Mayor Eric Garcetti joined Councilman Paul Krekorian in urging the federal government and Turkey to recognize the killing of an estimated 1.5 million Armenians by Ottoman Turks in 1915 as a genocide.
President Barack Obama — despite his campaign promise to do so — would not use the term “genocide” this week when commemorating the 100th anniversary of the killings.
According to a Los Angeles Times report out of Washington, D.C., the Obama administration made the decision to preserve chances of Turkish cooperation on Middle East conflicts, particularly in the civil war in Syria.
During a commemoration event at City Hall on the eve of the genocide’s centennial, Garcetti called the massacre of the Armenian people “a genocide, that was a genocide, that is a genocide,” as evidenced by history, witnesses and the dwindling number of survivors.
“Here in Los Angeles and the majority of states and city, we now say that America does recognize it, and one day our federal government will call it again what they have in the past — a genocide,” Garcetti said.
Krekorian — the first Armenian-American to be elected to Los Angeles city office — said it was “shameful” that the president and Congress “still again today have failed to tell Turkey, that ‘No, we do not accept your denial of accountability.’ ”
Similar violence will continue if events like these are not remembered and the perpetrators are “not held to justice,” Krekorian said.
“Turkey hopes with the passage of time, we’ll forget, we’ll forgive; eventually the world will just move on,” he said. “But here in Los Angeles, we haven’t forgotten. We cannot forget, we’ll never forget, because we know that denial is the final act of genocide.”

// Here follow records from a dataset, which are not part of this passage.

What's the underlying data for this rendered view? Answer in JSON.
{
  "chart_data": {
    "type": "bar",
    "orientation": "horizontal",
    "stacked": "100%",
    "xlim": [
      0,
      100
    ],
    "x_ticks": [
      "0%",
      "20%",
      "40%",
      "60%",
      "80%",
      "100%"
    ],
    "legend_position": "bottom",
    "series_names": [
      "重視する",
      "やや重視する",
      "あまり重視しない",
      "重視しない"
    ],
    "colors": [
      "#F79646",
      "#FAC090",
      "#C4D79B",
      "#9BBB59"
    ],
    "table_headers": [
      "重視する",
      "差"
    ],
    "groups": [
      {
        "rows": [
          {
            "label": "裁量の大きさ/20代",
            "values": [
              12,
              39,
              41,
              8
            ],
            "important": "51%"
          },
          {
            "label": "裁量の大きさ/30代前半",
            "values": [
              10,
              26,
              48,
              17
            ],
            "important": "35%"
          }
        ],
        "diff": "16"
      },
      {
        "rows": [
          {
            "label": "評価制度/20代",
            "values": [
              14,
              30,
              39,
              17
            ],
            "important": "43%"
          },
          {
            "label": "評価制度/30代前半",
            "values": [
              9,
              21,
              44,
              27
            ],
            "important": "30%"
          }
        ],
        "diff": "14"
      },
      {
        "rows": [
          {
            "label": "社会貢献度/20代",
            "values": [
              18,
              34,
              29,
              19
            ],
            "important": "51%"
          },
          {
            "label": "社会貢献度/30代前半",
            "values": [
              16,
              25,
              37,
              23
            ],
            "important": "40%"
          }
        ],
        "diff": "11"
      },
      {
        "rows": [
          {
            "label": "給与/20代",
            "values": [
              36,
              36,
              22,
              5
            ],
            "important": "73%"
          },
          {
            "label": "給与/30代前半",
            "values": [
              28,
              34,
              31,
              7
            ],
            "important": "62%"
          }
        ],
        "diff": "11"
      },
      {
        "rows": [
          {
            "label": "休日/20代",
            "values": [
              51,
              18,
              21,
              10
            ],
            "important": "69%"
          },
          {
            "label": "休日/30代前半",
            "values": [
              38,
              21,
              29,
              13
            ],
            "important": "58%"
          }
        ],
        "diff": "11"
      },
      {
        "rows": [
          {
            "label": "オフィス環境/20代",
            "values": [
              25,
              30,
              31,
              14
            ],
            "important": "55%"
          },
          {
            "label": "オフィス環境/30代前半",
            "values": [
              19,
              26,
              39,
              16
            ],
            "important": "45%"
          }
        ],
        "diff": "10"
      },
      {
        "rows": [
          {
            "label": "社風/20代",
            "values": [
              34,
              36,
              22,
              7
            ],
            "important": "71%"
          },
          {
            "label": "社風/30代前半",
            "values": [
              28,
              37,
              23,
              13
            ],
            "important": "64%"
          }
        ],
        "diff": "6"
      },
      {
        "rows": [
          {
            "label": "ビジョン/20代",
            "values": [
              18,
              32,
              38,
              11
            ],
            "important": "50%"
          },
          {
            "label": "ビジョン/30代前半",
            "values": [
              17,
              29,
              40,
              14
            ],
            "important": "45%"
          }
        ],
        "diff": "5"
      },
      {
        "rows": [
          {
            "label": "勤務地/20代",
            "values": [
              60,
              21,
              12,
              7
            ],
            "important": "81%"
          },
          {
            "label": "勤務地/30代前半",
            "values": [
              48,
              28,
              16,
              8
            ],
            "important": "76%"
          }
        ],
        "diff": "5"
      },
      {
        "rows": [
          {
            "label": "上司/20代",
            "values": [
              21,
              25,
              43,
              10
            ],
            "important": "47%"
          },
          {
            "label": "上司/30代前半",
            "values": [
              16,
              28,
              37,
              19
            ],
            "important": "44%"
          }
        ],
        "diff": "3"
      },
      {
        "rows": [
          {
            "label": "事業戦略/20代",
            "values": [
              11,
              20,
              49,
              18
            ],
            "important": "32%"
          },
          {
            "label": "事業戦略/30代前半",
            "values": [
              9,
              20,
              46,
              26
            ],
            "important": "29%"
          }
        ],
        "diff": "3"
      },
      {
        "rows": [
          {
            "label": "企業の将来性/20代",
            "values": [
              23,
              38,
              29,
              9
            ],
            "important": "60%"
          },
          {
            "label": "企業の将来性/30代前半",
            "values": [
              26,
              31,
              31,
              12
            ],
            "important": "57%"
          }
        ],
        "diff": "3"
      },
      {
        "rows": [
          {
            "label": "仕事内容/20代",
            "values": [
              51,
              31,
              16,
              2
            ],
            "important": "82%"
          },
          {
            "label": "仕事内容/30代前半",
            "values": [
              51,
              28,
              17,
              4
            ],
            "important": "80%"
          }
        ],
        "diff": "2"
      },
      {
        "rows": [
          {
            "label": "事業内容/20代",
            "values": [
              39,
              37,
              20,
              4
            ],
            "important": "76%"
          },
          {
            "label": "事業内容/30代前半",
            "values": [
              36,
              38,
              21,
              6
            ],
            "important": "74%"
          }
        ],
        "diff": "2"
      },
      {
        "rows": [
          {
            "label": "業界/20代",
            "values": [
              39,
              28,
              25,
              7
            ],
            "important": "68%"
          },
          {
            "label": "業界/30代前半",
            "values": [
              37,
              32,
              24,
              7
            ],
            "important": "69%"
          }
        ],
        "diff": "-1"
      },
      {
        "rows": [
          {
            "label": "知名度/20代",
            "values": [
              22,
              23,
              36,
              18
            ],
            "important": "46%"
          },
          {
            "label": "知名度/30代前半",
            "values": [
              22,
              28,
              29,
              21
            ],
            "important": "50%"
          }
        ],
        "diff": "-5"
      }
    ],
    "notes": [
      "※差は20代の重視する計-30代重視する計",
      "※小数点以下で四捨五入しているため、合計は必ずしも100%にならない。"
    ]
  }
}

To mark the 100th anniversary of the genocide, Garcetti, Krekorian and local students planted a pomegranate tree, which symbolizes the Armenian people, on the City Hall’s south lawn.
It will be the first of 100 pomegranate trees that will be planted around the city to help remember the genocide.
Garcetti said the tree will “plant a seed of hope” that in future memorials will be “solely focused on the victims,” and not on “the distraction of geopolitics and of the mincing of words” by Obama and other members of the federal government.
Krekorian said the pomegranate tree has symbolic meaning in many religions and cultures, but for the Armenian people, it is a central icon of their culture that after the genocide, now also represents “life everlasting” and “victory over genocide.”
Los Angeles and the rest of the county is home to the largest population of Armenians in the United States, nearly 194,000 people, according to 2010 U.S. census estimates.
The genocide is commemorated April 24, the day in 1915 when about 300 Armenian leaders were rounded up and deported or killed, and about 5,000 poor Armenians were killed in and around Istanbul. The genocide ended in 1923.
Councilman Mitch O’Farrell will unveil a sign on Friday, the day of the 100th anniversary, that renames a Little Armenia intersection “Armenian Genocide Memorial Square.”
The new sign was installed at Hollywood Boulevard and Western Avenue.